È uno degli uomini più vicini a Vladimir Putin, nei suoi libri rivaluta Stalin e teorizza la superiorità russa («abbiamo un cromosoma in più») rispetto alle decadenti democrazie liberali dell'Occidente. Eppure Vladimir Medinskij, ex ministro della cultura e attuale capo della delegazione di Mosca ai colloqui di pace con l'Ucraina, resta, per il momento, tra i docenti onorari dell'Università Ca' Foscari di Venezia.

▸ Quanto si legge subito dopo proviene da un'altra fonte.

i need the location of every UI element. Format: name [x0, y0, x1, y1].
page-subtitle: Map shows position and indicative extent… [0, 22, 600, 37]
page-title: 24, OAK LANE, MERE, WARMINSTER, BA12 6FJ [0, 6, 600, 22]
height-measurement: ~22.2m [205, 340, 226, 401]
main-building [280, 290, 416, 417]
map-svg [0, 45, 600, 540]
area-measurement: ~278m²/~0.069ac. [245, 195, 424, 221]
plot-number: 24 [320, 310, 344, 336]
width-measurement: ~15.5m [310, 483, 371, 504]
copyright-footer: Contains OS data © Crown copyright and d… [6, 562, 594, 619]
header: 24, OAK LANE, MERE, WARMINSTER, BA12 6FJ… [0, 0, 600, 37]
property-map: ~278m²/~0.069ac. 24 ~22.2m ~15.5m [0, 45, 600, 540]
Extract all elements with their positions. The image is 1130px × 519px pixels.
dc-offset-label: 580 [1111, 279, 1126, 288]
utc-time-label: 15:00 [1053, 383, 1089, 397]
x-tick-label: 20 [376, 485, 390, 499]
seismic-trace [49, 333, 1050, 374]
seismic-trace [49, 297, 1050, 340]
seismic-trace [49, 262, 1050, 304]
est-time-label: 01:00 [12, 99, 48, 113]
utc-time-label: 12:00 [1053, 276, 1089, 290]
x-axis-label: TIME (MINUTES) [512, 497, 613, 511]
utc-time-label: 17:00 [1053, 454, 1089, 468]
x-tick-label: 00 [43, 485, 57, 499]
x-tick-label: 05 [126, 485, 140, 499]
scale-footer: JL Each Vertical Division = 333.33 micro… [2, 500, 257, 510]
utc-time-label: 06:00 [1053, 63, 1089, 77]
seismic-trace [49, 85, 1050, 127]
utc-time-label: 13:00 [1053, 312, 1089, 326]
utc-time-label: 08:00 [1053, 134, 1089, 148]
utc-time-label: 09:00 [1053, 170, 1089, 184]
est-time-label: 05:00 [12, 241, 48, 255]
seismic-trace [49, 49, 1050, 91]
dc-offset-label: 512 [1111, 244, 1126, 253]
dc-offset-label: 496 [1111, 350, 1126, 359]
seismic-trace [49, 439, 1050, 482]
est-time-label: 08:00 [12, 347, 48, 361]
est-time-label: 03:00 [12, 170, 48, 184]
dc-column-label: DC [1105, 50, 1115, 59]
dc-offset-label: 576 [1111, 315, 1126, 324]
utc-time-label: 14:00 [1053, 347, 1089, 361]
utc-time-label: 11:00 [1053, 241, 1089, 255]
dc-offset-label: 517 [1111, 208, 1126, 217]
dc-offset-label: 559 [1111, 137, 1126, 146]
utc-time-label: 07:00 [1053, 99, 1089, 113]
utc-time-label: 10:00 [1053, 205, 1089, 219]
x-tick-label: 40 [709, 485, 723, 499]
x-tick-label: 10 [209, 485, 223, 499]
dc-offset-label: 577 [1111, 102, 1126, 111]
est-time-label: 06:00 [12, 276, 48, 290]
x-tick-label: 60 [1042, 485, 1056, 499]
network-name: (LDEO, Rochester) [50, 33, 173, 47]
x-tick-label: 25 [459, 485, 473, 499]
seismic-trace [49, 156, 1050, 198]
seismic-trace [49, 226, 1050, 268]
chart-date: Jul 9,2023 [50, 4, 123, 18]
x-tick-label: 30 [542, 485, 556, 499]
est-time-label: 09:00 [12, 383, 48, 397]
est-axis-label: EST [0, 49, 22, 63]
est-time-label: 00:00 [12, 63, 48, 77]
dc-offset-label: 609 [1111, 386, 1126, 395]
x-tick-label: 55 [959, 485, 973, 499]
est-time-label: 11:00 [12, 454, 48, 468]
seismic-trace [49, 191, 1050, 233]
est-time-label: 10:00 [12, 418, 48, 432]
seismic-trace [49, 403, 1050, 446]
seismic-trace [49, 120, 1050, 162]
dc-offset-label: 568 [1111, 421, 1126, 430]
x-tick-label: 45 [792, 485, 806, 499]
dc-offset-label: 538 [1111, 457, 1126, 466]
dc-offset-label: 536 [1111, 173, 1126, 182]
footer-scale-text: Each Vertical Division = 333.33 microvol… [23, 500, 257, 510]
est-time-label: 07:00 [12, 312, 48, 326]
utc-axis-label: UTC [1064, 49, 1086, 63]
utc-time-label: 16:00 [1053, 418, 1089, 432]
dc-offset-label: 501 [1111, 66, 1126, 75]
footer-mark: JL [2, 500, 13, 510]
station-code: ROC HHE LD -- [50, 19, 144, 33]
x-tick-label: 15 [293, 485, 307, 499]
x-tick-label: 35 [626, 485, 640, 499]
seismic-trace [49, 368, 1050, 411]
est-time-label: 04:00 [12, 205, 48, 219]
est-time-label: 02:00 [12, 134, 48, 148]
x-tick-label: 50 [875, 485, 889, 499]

Dopo una lunga riflessione e qualche dubbio, il Senato Accademico veneziano, guidato dalla sinologa Tiziana Lippiello, ha stabilito di limitarsi a sospenderlo. E, anzi, gli ha rivolto un invito da colleghi a collega: «Il Senato accademico auspica che il professor Medinskij possa contribuire, nel ruolo politico che attualmente riveste, a far prevalere la ragione e a far tacere le armi, lasciando spazio al dialogo e alla riconciliazione».
La decisione ha suscitato le proteste del ramo italiano di Memorial, l'associazione per i diritti umani fondata in Russia da Andrei Sacharov (e messa fuorilegge da Putin qualche mese fa): «Esprimiamo tutta la nostra indignazione», spiega il presidente Andrea Gullotta, docente di Studi Russi all'Università di Glasgow. «E ci rivolgiamo al Ministero dell'Università e a quello degli Esteri perchè revochino la Honorary Fellowship concessa nel 2014».
Già allora l'onorificenza provocò un'ondata di proteste. «Medinskij sostiene tesi e interpretazioni inaccettabili, in più è stato al centro di una serie di casi di plagio», prosegue Gullotta. «Ci si chiede, tanto più oggi, se un'istituzione pubblica debba farsi portavoce di posizioni illiberali».
Nel 2014, subito dopo l'invasione dell'Ucraina, per dribblare le contestazioni di docenti e studenti, si mosse la pro-rettrice in persona, Silvia Burini: con un gesto davvero inconsueto, volò a Mosca per consegnare personalmente a Medinskij il titolo. Travolta dalle polemiche, la Burini, che a Ca' Foscari dirige, oggi come allora, il Centro Studi sulle Arti della Russia (CSAR), dovette dare le dimissioni da pro-rettrice. Qualche mese dopo ebbe la soddisfazione di essere premiata da Vladimir Putin, che in una cerimonia al Cremlino le consegnò la prestigiosa medaglia Pushkin.
In quegli anni Medinskij, con l'incarico di Ministro, aveva il compito di epurare e normalizzare le istituzioni culturali del Paese: licenziò anche il curatore del padiglione russo alla Biennale dell'architettura di Venezia che aveva espresso dubbi sulla politica di Mosca in Ucraina.
A fine 2019 ha lasciato il Ministero ed è stato chiamato a dirigere la Società di Storia militare, l'ente incaricato di riscrivere l'identità nazionale russa con nuovi testi e
nuovi curriculum scolastici. Anche grazie a Medinskij Putin ha maturato la sua visione sul grandioso destino imperiale della Russia. Ora i professori di Ca' Foscari sperano che si converta, folgorato sulla via di Damasco.